Omalizumab: A Monoclonal Anti-IgE Antibody

Abstract and Introduction

Abstract

Doelstellingen: Beschrijven van de pathofysiologie van allergische astma en allergische rhinitis en een overzicht geven van de farmacologische, farmacokinetische, farmacodynamische, werkzaamheids- en veiligheidsgegevens voor omalizumab.

Methoden: MEDLINE, In-Process & Other Non-Indexed Citations, en EMBASE Drugs & Pharmacology werden doorzocht met olizumab, omalizumab, E25, rhuMAb-E25, en anti-IgE. Combinaties van rhinitis, astma, en IgE leverden informatie op over de pathofysiologie van de ziekte.

Resultaten: Omalizumab is een monoklonaal antilichaam gericht tegen de receptorbindingsplaats met hoge affiniteit op humaan immunoglobuline (Ig)E. Gebonden IgE is niet beschikbaar voor basofielbinding, de degranulatie wordt gedempt en allergische symptomen worden verminderd.
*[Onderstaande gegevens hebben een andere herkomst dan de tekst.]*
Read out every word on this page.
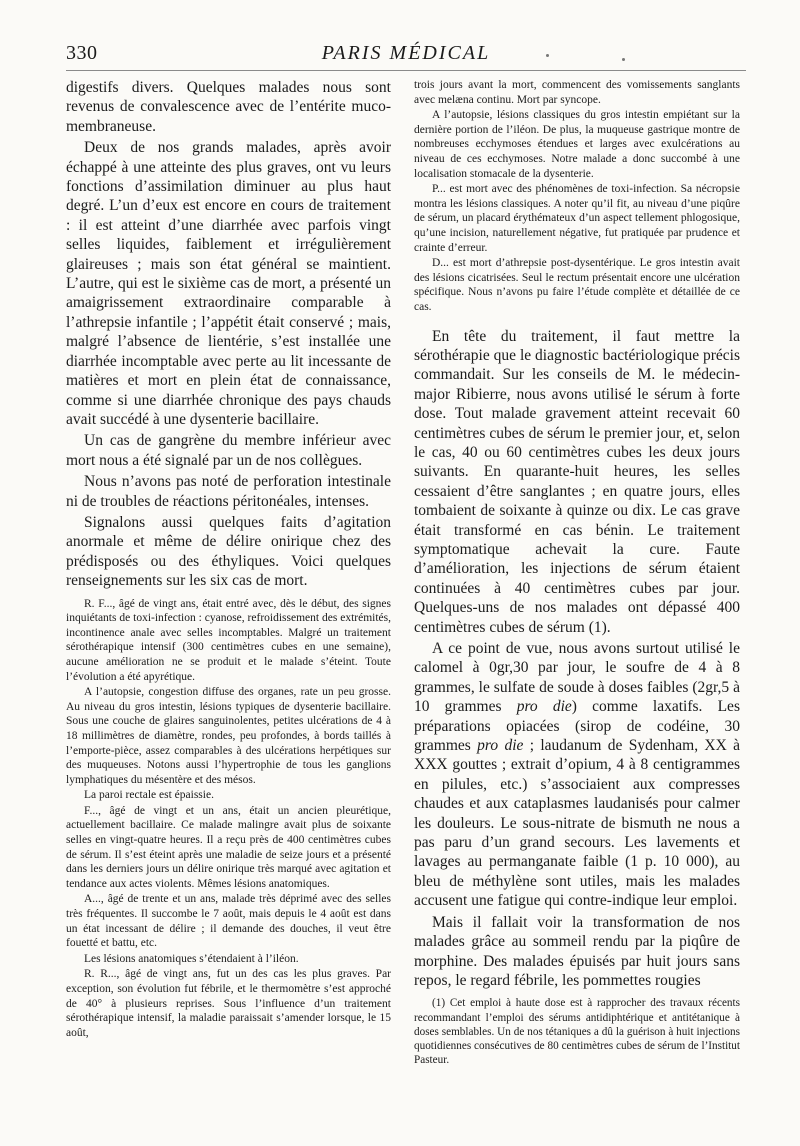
330	PARIS MÉDICAL

digestifs divers. Quelques malades nous sont revenus de convalescence avec de l’entérite muco-membraneuse.

Deux de nos grands malades, après avoir échappé à une atteinte des plus graves, ont vu leurs fonctions d’assimilation diminuer au plus haut degré. L’un d’eux est encore en cours de traitement : il est atteint d’une diarrhée avec parfois vingt selles liquides, faiblement et irrégulièrement glaireuses ; mais son état général se maintient. L’autre, qui est le sixième cas de mort, a présenté un amaigrissement extraordinaire comparable à l’athrepsie infantile ; l’appétit était conservé ; mais, malgré l’absence de lientérie, s’est installée une diarrhée incomptable avec perte au lit incessante de matières et mort en plein état de connaissance, comme si une diarrhée chronique des pays chauds avait succédé à une dysenterie bacillaire.

Un cas de gangrène du membre inférieur avec mort nous a été signalé par un de nos collègues.

Nous n’avons pas noté de perforation intestinale ni de troubles de réactions péritonéales, intenses.

Signalons aussi quelques faits d’agitation anormale et même de délire onirique chez des prédisposés ou des éthyliques. Voici quelques renseignements sur les six cas de mort.

R. F..., âgé de vingt ans, était entré avec, dès le début, des signes inquiétants de toxi-infection : cyanose, refroidissement des extrémités, incontinence anale avec selles incomptables. Malgré un traitement sérothérapique intensif (300 centimètres cubes en une semaine), aucune amélioration ne se produit et le malade s’éteint. Toute l’évolution a été apyrétique.

A l’autopsie, congestion diffuse des organes, rate un peu grosse. Au niveau du gros intestin, lésions typiques de dysenterie bacillaire. Sous une couche de glaires sanguinolentes, petites ulcérations de 4 à 18 millimètres de diamètre, rondes, peu profondes, à bords taillés à l’emporte-pièce, assez comparables à des ulcérations herpétiques sur des muqueuses. Notons aussi l’hypertrophie de tous les ganglions lymphatiques du mésentère et des mésos.

La paroi rectale est épaissie.

F..., âgé de vingt et un ans, était un ancien pleurétique, actuellement bacillaire. Ce malade malingre avait plus de soixante selles en vingt-quatre heures. Il a reçu près de 400 centimètres cubes de sérum. Il s’est éteint après une maladie de seize jours et a présenté dans les derniers jours un délire onirique très marqué avec agitation et tendance aux actes violents. Mêmes lésions anatomiques.

A..., âgé de trente et un ans, malade très déprimé avec des selles très fréquentes. Il succombe le 7 août, mais depuis le 4 août est dans un état incessant de délire ; il demande des douches, il veut être fouetté et battu, etc.

Les lésions anatomiques s’étendaient à l’iléon.

R. R..., âgé de vingt ans, fut un des cas les plus graves. Par exception, son évolution fut fébrile, et le thermomètre s’est approché de 40° à plusieurs reprises. Sous l’influence d’un traitement sérothérapique intensif, la maladie paraissait s’amender lorsque, le 15 août,

trois jours avant la mort, commencent des vomissements sanglants avec melæna continu. Mort par syncope.

A l’autopsie, lésions classiques du gros intestin empiétant sur la dernière portion de l’iléon. De plus, la muqueuse gastrique montre de nombreuses ecchymoses étendues et larges avec exulcérations au niveau de ces ecchymoses. Notre malade a donc succombé à une localisation stomacale de la dysenterie.

P... est mort avec des phénomènes de toxi-infection. Sa nécropsie montra les lésions classiques. A noter qu’il fit, au niveau d’une piqûre de sérum, un placard érythémateux d’un aspect tellement phlogosique, qu’une incision, naturellement négative, fut pratiquée par prudence et crainte d’erreur.

D... est mort d’athrepsie post-dysentérique. Le gros intestin avait des lésions cicatrisées. Seul le rectum présentait encore une ulcération spécifique. Nous n’avons pu faire l’étude complète et détaillée de ce cas.

En tête du traitement, il faut mettre la sérothérapie que le diagnostic bactériologique précis commandait. Sur les conseils de M. le médecin-major Ribierre, nous avons utilisé le sérum à forte dose. Tout malade gravement atteint recevait 60 centimètres cubes de sérum le premier jour, et, selon le cas, 40 ou 60 centimètres cubes les deux jours suivants. En quarante-huit heures, les selles cessaient d’être sanglantes ; en quatre jours, elles tombaient de soixante à quinze ou dix. Le cas grave était transformé en cas bénin. Le traitement symptomatique achevait la cure. Faute d’amélioration, les injections de sérum étaient continuées à 40 centimètres cubes par jour. Quelques-uns de nos malades ont dépassé 400 centimètres cubes de sérum (1).

A ce point de vue, nous avons surtout utilisé le calomel à 0gr,30 par jour, le soufre de 4 à 8 grammes, le sulfate de soude à doses faibles (2gr,5 à 10 grammes pro die) comme laxatifs. Les préparations opiacées (sirop de codéine, 30 grammes pro die ; laudanum de Sydenham, XX à XXX gouttes ; extrait d’opium, 4 à 8 centigrammes en pilules, etc.) s’associaient aux compresses chaudes et aux cataplasmes laudanisés pour calmer les douleurs. Le sous-nitrate de bismuth ne nous a pas paru d’un grand secours. Les lavements et lavages au permanganate faible (1 p. 10 000), au bleu de méthylène sont utiles, mais les malades accusent une fatigue qui contre-indique leur emploi.

Mais il fallait voir la transformation de nos malades grâce au sommeil rendu par la piqûre de morphine. Des malades épuisés par huit jours sans repos, le regard fébrile, les pommettes rougies

(1) Cet emploi à haute dose est à rapprocher des travaux récents recommandant l’emploi des sérums antidiphtérique et antitétanique à doses semblables. Un de nos tétaniques a dû la guérison à huit injections quotidiennes consécutives de 80 centimètres cubes de sérum de l’Institut Pasteur.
In astmastudies verminderde omalizumab de behoefte aan inhalatiecorticosteroïden en reddingsmedicatie en verbeterde het de astmacontrole en astmakwaliteit van leven bij matige tot ernstige allergische astmapatiënten met ziekte die slecht onder controle was met inhalatiecorticosteroïden. In onderzoeken bij patiënten met matig tot ernstig seizoensgebonden allergische rinitis (SAR), verminderde omalizumab de ernst van de exacerbaties en het gebruik van reddingsmedicatie, en verbeterde het de levenskwaliteit van rinitis-gerelateerde patiënten. Er werden ook voordelen waargenomen in proeven die gebruik maakten van combinaties van immunotherapie en omalizumab voor SAR en in proeven met perenniële allergische rhinitis (PAR). Omalizumab werd goed verdragen. Hoewel kwaadaardige gezwellen zijn waargenomen bij behandelde patiënten, waren deze waarschijnlijk niet gerelateerd aan omalizumab-therapie.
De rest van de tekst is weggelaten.